Leadership.  Commitment. Advocate . Three words that define each of us when we talk about the Virginia Education Association and public education in general. They are also three words that I offer you as a candidate for the office of Vice President.

Leadership.  I will be in your local, assisting your leaders to recruit more members, strengthen your Association representatives, and engage members to become more involved in the VEA. Strong leaders only strengthen our Association.

Commitment. I will be committed to this Association and to its work to advance and protect public education in Virginia and to protect the rights of all members of the VEA.

Advocate.  I will work to ensure that your voice and the voices of our public school students will be heard. I will work to bring the best of both sides of an issue to the table.

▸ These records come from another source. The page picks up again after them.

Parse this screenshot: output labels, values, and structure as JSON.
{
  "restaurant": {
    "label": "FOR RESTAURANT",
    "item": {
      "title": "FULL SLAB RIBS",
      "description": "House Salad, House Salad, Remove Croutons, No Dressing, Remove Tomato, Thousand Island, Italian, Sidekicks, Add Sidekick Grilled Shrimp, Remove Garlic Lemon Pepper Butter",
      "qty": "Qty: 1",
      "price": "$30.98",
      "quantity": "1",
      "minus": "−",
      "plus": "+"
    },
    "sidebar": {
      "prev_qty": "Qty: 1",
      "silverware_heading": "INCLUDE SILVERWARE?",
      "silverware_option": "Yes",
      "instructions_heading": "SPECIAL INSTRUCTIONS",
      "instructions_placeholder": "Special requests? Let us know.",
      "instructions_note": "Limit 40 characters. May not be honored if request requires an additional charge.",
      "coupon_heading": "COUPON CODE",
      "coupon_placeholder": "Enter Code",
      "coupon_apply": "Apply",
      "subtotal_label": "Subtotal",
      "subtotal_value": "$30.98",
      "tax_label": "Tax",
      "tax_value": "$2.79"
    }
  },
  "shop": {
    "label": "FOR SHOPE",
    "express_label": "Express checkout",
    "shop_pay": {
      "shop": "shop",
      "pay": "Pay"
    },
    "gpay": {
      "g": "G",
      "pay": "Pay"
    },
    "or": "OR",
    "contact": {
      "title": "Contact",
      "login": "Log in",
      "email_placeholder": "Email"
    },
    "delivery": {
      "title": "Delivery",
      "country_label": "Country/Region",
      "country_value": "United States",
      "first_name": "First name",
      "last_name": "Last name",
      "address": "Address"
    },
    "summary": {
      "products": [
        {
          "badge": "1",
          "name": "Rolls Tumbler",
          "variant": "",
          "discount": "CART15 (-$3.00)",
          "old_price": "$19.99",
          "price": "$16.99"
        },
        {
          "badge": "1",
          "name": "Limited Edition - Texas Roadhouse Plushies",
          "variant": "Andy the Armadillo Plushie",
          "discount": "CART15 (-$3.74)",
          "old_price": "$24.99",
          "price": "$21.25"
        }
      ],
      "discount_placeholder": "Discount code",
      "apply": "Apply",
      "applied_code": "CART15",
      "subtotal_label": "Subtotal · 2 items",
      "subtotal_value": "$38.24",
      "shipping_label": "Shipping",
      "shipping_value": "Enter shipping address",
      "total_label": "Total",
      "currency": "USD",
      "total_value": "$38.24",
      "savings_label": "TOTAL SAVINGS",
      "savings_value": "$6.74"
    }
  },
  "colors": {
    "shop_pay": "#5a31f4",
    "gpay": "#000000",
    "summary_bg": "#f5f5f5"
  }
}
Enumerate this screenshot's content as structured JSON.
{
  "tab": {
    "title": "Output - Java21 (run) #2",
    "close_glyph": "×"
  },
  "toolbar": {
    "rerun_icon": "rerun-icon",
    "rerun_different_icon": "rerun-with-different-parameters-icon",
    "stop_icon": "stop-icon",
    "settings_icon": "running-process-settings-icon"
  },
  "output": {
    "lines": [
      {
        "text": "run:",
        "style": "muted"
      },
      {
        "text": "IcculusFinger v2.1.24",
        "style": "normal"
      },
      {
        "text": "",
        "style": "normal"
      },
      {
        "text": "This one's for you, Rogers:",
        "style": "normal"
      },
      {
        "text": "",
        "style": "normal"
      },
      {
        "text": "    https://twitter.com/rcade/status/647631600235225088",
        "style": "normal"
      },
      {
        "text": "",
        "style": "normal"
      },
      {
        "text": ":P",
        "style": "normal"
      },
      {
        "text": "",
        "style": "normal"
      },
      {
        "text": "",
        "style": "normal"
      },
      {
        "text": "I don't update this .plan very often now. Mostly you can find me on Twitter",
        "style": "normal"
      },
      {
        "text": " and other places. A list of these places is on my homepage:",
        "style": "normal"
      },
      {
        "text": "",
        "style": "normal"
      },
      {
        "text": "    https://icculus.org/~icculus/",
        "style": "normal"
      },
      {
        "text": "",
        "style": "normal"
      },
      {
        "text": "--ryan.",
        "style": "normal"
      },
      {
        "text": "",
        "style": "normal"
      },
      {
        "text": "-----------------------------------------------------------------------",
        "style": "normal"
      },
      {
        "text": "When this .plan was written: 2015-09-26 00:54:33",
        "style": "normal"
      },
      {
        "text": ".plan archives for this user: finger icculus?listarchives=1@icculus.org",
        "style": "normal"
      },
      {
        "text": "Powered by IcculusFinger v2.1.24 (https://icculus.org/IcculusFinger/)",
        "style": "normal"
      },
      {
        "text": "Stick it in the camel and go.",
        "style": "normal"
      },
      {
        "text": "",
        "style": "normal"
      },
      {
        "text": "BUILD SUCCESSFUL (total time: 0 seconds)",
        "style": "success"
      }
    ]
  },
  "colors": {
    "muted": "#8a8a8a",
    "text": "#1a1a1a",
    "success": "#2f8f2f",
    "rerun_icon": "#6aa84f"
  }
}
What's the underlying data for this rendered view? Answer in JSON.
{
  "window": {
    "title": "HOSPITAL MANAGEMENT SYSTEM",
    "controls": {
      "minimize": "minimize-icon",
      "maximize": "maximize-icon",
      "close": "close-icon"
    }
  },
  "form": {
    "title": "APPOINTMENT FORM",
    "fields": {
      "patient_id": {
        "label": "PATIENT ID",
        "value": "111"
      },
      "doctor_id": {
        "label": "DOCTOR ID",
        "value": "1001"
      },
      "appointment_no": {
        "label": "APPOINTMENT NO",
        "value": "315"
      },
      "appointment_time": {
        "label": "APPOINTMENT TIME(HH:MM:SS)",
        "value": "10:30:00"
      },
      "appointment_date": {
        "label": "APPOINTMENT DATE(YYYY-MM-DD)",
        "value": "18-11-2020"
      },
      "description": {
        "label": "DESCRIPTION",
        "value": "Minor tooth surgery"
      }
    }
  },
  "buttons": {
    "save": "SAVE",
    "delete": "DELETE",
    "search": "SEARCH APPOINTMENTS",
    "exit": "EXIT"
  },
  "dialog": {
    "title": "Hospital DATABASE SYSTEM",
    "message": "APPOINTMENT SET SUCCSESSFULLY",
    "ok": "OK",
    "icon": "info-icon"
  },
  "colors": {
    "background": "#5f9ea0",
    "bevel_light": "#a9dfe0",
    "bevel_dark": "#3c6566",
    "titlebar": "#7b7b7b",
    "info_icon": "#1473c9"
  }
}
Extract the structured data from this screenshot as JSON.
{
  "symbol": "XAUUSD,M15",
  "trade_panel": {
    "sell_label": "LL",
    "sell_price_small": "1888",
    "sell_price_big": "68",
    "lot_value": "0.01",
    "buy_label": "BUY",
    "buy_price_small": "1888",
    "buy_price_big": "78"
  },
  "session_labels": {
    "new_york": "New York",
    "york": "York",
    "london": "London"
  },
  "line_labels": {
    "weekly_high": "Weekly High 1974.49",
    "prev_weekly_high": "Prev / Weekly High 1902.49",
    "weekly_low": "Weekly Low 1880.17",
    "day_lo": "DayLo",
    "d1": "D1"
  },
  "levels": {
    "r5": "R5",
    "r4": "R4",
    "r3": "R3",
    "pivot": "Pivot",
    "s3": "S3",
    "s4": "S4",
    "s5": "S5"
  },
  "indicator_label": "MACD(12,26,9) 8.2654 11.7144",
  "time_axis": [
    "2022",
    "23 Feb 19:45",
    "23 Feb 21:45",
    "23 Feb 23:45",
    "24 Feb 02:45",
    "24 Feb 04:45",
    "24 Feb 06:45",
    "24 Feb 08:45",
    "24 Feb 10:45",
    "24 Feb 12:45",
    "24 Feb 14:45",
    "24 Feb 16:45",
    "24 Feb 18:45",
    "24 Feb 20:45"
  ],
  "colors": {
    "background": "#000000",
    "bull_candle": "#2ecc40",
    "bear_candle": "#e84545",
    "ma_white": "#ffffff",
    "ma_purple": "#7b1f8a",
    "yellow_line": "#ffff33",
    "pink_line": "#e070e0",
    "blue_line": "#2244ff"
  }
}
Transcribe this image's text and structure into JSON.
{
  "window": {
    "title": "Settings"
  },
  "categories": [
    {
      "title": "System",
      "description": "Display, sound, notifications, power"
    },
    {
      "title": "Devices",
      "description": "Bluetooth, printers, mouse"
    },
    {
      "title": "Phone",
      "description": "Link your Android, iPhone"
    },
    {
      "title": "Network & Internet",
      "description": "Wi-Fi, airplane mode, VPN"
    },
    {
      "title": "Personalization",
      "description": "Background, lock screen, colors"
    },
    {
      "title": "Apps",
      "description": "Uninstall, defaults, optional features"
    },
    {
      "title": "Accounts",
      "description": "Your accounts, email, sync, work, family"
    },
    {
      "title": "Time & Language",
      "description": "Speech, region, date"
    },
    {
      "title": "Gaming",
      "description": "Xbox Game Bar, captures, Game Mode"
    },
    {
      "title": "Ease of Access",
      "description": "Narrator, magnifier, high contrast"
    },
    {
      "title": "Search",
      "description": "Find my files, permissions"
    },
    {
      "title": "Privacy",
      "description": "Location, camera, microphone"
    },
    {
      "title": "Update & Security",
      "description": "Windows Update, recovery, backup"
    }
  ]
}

Leadership.  Commitment.  Advocate.  I ask for your support in my election as VEA Vice President.

Candidates for ESP Member-at-Large

Many students call Arthur Anderson “Pop”—a teacher assistant, he’s a role model, mentor and father figure to many. For the past three years, he has formed the kind of partnership with teachers necessary to provide students with the opportunity and means to be successful. Arthur works in classes that have high numbers of students with special needs and he is there to make the task a bit easier. He’s very effective in helping keep the students from distracting themselves or others. He also helps grade quizzes and tests, and contacts parents concerning attendance. We credit Arthur with creating and implementing a behavior modification system that includes both rewards and consequences. He has also helped with SOL testing, helping special needs students get passing and even advanced scores. This is but one example of a truly successful staff member in our building with a professional focus.
Written by Friends of Arthur “Mike” Anderson

I have worked in public education for 18 years, in aspects as polar-reaching as teaching Alternative Education to my current position as an autism technician.

My goal is to work for every ESP in the state. As a VEA ESP Member-at-Large, I introduced legislation to VEA that helped us acquire the current grievance procedure that every support staff employee in public education in Virginia now has the security of.

I have also worked for the Virginia Education Association as a trainer, traveling around the state helping support staff be deemed “Highly Qualified” under ESEA standards, and taught workshops for my district and local.

I have served in the capacity of local President four times, and was the first support staff person ever elected in my district as a local president.

I have served on the VEA Executive Committee, and now sit on the Resolutions Committee and chair the Education Support Professionals Committee.